Andelora then decided to start her own group, the Lost Angels Bereavement Group. She approached her parish, Saint Mary’s in Pompton Lakes, who asked her, “Donna, are you strong enough?” to which she responded yes, she needed to be with others, and there were others that needed to be with her. “I started the group in 2013 and for the first couple of meetings we only had a few people, there wasn’t a lot, maybe three, four, or five others. Sadly – now it’s 2019 – we have close to 50 families. We meet the first and third Thursdays of the month, there’s at least one or two new faces at every meeting, because this is continuing to happen in our community and our local surrounding communities.” Andelora adds that there is a thankfulness among attendees that the group exists. “You can feel comfortable, and say things, and not be judged. Know that there’s others in the same shoes as we are, that understand our grief, and that a parent or loved one speak freely and openly.”
“It has helped our journey of loss – the most devastating loss you can have is a child – and it’s teaching us to walk this journey of new normal that we hate. We’re there for one another: a bunch of grieving parents who have come together to make it from one day to the next and learn how to go on with a piece of our heart missing.”
Since the Lost Angels Bereavement group is for parents, Andelora’s next step may be starting a sibling’s group, for siblings who’ve lost brothers or sisters to addiction. She has been approached about it. “We need more groups.”
Wayne, via a grant, is now a Stigma-Free zone, which aids in a person with addiction feeling isolated, feeling they can’t approach someone to get needed help. The goal, per Andelora, is to make every town in New Jersey become Stigma-Free. “You get a fund or grant from the state; that’s what Wayne got, that’s what Pompton Lakes got. I think it’s so important for every town to have that, because we need to educate the communities in addiction and mental illness.
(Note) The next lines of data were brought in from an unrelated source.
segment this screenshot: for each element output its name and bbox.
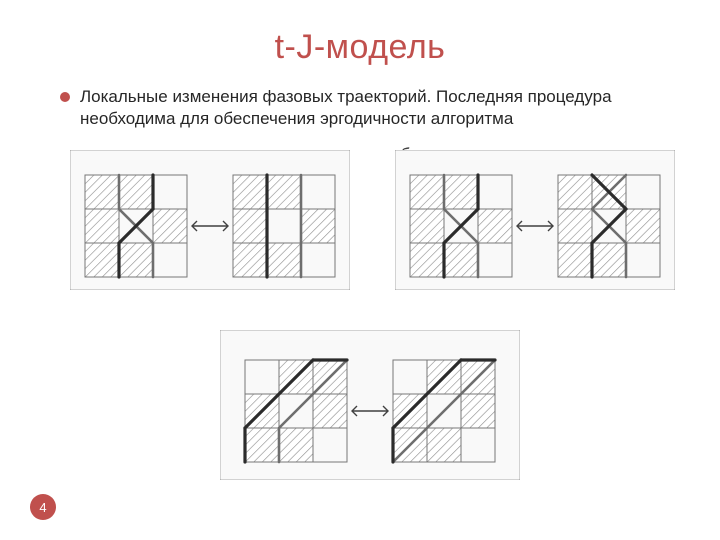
- body-text: Локальные изменения фазовых траекторий. …: [60, 86, 680, 130]
- slide: t-J-модель Локальные изменения фазовых т…: [0, 0, 720, 540]
- diagram-panel-b: [395, 150, 675, 290]
- bullet-text: Локальные изменения фазовых траекторий. …: [80, 86, 680, 130]
- slide-title: t-J-модель: [0, 28, 720, 67]
- bullet-icon: [60, 92, 70, 102]
- page-number-badge: 4: [30, 494, 56, 520]
- bullet-item: Локальные изменения фазовых траекторий. …: [60, 86, 680, 130]
- diagram-panel-a: [70, 150, 350, 290]
- diagram-panel-c: [220, 330, 520, 480]
- page-number: 4: [39, 500, 46, 515]
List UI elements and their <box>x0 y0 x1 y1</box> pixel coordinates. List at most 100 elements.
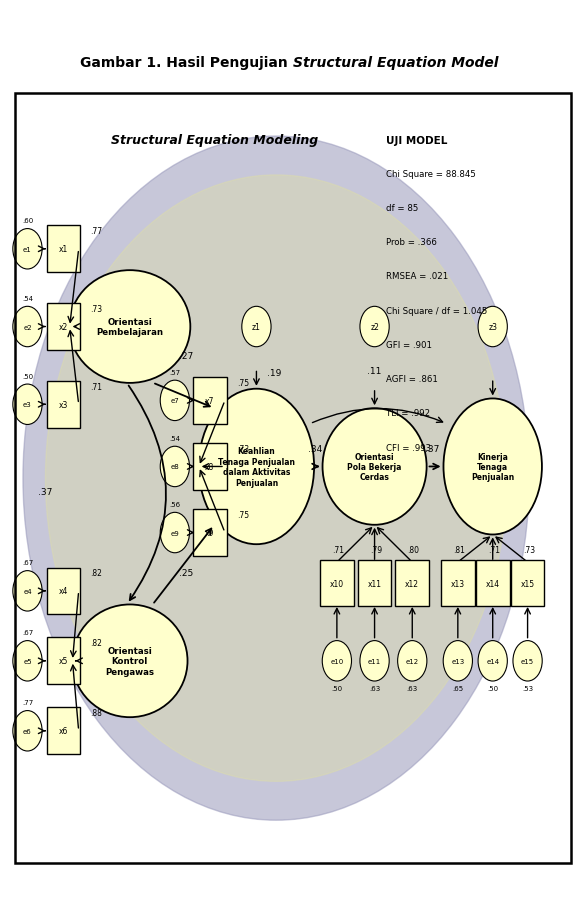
Text: .34: .34 <box>308 444 323 453</box>
Ellipse shape <box>322 641 352 681</box>
Text: .53: .53 <box>522 685 533 692</box>
Text: .56: .56 <box>169 501 180 507</box>
Ellipse shape <box>322 409 427 526</box>
Ellipse shape <box>160 513 189 554</box>
Text: e11: e11 <box>368 658 381 664</box>
Text: e2: e2 <box>23 324 32 330</box>
Text: Chi Square / df = 1.045: Chi Square / df = 1.045 <box>386 306 487 315</box>
Text: x2: x2 <box>59 322 68 331</box>
Text: AGFI = .861: AGFI = .861 <box>386 375 438 384</box>
Ellipse shape <box>13 307 42 348</box>
Text: .80: .80 <box>407 545 420 554</box>
Text: Chi Square = 88.845: Chi Square = 88.845 <box>386 170 476 179</box>
Text: .50: .50 <box>487 685 498 692</box>
Text: x8: x8 <box>205 462 214 471</box>
Text: e6: e6 <box>23 728 32 734</box>
FancyBboxPatch shape <box>357 560 391 607</box>
FancyBboxPatch shape <box>193 377 227 424</box>
Text: CFI = .993: CFI = .993 <box>386 443 431 452</box>
Text: e9: e9 <box>171 530 179 536</box>
Text: .82: .82 <box>90 638 103 647</box>
FancyBboxPatch shape <box>47 568 80 614</box>
Text: .81: .81 <box>453 545 465 554</box>
Text: e12: e12 <box>406 658 419 664</box>
FancyBboxPatch shape <box>511 560 544 607</box>
Text: .57: .57 <box>169 369 180 376</box>
Text: z2: z2 <box>370 322 379 331</box>
Text: .77: .77 <box>22 700 33 705</box>
Text: x9: x9 <box>205 528 214 537</box>
Text: .73: .73 <box>237 444 249 453</box>
Text: .67: .67 <box>22 629 33 636</box>
Ellipse shape <box>199 389 314 545</box>
Ellipse shape <box>360 641 389 681</box>
FancyBboxPatch shape <box>441 560 475 607</box>
Text: .37: .37 <box>425 444 440 453</box>
Ellipse shape <box>46 176 507 781</box>
Ellipse shape <box>13 641 42 681</box>
Ellipse shape <box>13 571 42 611</box>
Text: Prob = .366: Prob = .366 <box>386 238 437 247</box>
Ellipse shape <box>72 605 188 717</box>
Ellipse shape <box>360 307 389 348</box>
FancyBboxPatch shape <box>47 226 80 273</box>
Text: .88: .88 <box>90 709 103 718</box>
Ellipse shape <box>13 385 42 425</box>
Text: .71: .71 <box>90 382 103 391</box>
Ellipse shape <box>13 711 42 751</box>
Text: .71: .71 <box>488 545 500 554</box>
Text: .79: .79 <box>370 545 381 554</box>
FancyBboxPatch shape <box>47 638 80 684</box>
Text: Keahlian
Tenaga Penjualan
dalam Aktivitas
Penjualan: Keahlian Tenaga Penjualan dalam Aktivita… <box>218 447 295 487</box>
Text: x11: x11 <box>367 579 381 588</box>
Text: .73: .73 <box>90 304 103 313</box>
Text: .50: .50 <box>331 685 342 692</box>
Text: e8: e8 <box>171 464 179 470</box>
Text: Kinerja
Tenaga
Penjualan: Kinerja Tenaga Penjualan <box>471 452 515 482</box>
Ellipse shape <box>242 307 271 348</box>
Text: x12: x12 <box>406 579 419 588</box>
Text: .27: .27 <box>179 351 193 360</box>
Text: Structural Equation Model: Structural Equation Model <box>293 56 499 70</box>
Text: x15: x15 <box>520 579 534 588</box>
Text: .63: .63 <box>369 685 380 692</box>
Text: df = 85: df = 85 <box>386 204 418 213</box>
Text: .77: .77 <box>90 227 103 236</box>
Text: e7: e7 <box>171 398 179 404</box>
Text: x5: x5 <box>59 656 68 666</box>
Ellipse shape <box>13 229 42 270</box>
FancyBboxPatch shape <box>320 560 354 607</box>
Text: TLI = .992: TLI = .992 <box>386 409 430 418</box>
Text: .71: .71 <box>332 545 344 554</box>
Text: Orientasi
Pola Bekerja
Cerdas: Orientasi Pola Bekerja Cerdas <box>347 452 402 482</box>
Ellipse shape <box>478 307 507 348</box>
Text: .54: .54 <box>169 435 180 442</box>
Text: x14: x14 <box>486 579 500 588</box>
Text: .67: .67 <box>22 560 33 566</box>
FancyBboxPatch shape <box>193 509 227 556</box>
Text: x3: x3 <box>59 400 68 409</box>
Text: Structural Equation Modeling: Structural Equation Modeling <box>111 135 318 147</box>
Ellipse shape <box>513 641 542 681</box>
Text: e10: e10 <box>331 658 343 664</box>
Text: .65: .65 <box>452 685 464 692</box>
Text: z1: z1 <box>252 322 261 331</box>
Text: x7: x7 <box>205 396 214 405</box>
Text: x13: x13 <box>451 579 465 588</box>
Text: .75: .75 <box>237 510 249 519</box>
Text: x1: x1 <box>59 245 68 254</box>
Text: Gambar 1. Hasil Pengujian: Gambar 1. Hasil Pengujian <box>80 56 293 70</box>
Text: .75: .75 <box>237 378 249 387</box>
Text: Orientasi
Kontrol
Pengawas: Orientasi Kontrol Pengawas <box>105 647 154 676</box>
Text: .19: .19 <box>267 368 281 377</box>
Text: e15: e15 <box>521 658 534 664</box>
Text: e13: e13 <box>451 658 465 664</box>
Text: .50: .50 <box>22 374 33 379</box>
Ellipse shape <box>444 399 542 535</box>
Text: z3: z3 <box>488 322 497 331</box>
Ellipse shape <box>478 641 507 681</box>
Text: .37: .37 <box>38 487 53 496</box>
FancyBboxPatch shape <box>47 303 80 350</box>
Text: e5: e5 <box>23 658 32 664</box>
Ellipse shape <box>398 641 427 681</box>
Becoming Stigma-Free helps that.”
The fight doesn’t exasperate Donna Andelora. “I knew when I lost my son, I needed to be his voice for the rest of my life. He hated what happened to him. In his sober period, he came to speak at some of my support groups. Joey fought the fight as hard as he could. I also know deep in my heart that the battle was too big for him. Even though he had periods of sobriety, I didn’t think he was going to survive it.”
“I just know he would want to make a difference, and I want to make a difference. I’m just one person, but I won’t stop. I won’t stop – I’ll do whatever I can do.”
And what would Joey say to her right now? “He’d say, ‘Bravo, Mom…don’t stop.”